D'après RTÉ TEN, un reportage sur les émissions de Croke Park de Taylor Swift en juin 2018

Pour être clair, ce qui a été vendu ici est le droit de contrôler les enregistrements. Swift recevra toujours des redevances pour son travail passé. Mais si une personne souhaite utiliser ses enregistrements pour une raison quelconque, elle devra maintenant négocier avec la société Braun. Tout en recevant une partie des bénéfices tirés de l’utilisation de ses enregistrements, Swift ne sera pas en mesure de négocier ses propres accords avec eux, ni de décider d’autoriser ou non une utilisation particulière. Pour un artiste qui a gardé un œil sur l'utilisation de sa musique, même en l'empêchant d'apparaître pendant un certain temps sur les services de streaming, ce sera un coup dur.

Le nouveau contrat d’enregistrement de Swift avec Universal Music lui permet de conserver la propriété de toute nouvelle musique qu’elle crée.

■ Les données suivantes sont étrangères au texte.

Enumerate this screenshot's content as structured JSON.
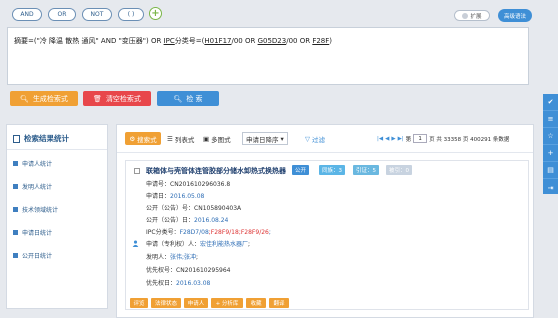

Ce nouveau contrat a été signé l’année dernière, soutenu par le plein pouvoir de négociation de son succès mondial, et semble très différent de ceux que la plupart des artistes doivent accepter. Même si Swift peut ne pas aimer la situation dans laquelle elle se trouve, au moins son succès précédent (optimisé par Big Machine) lui a permis de renégocier ses droits futurs. Pour la plupart des artistes qui n’ont pas le statut de superstar de Swift, le manque de contrôle sur leurs propres créations artistiques continuera d’être une réalité regrettable.


Les opinions exprimées ici sont celles de l'auteur et ne représentent ni ne reflètent les vues de RTÉ.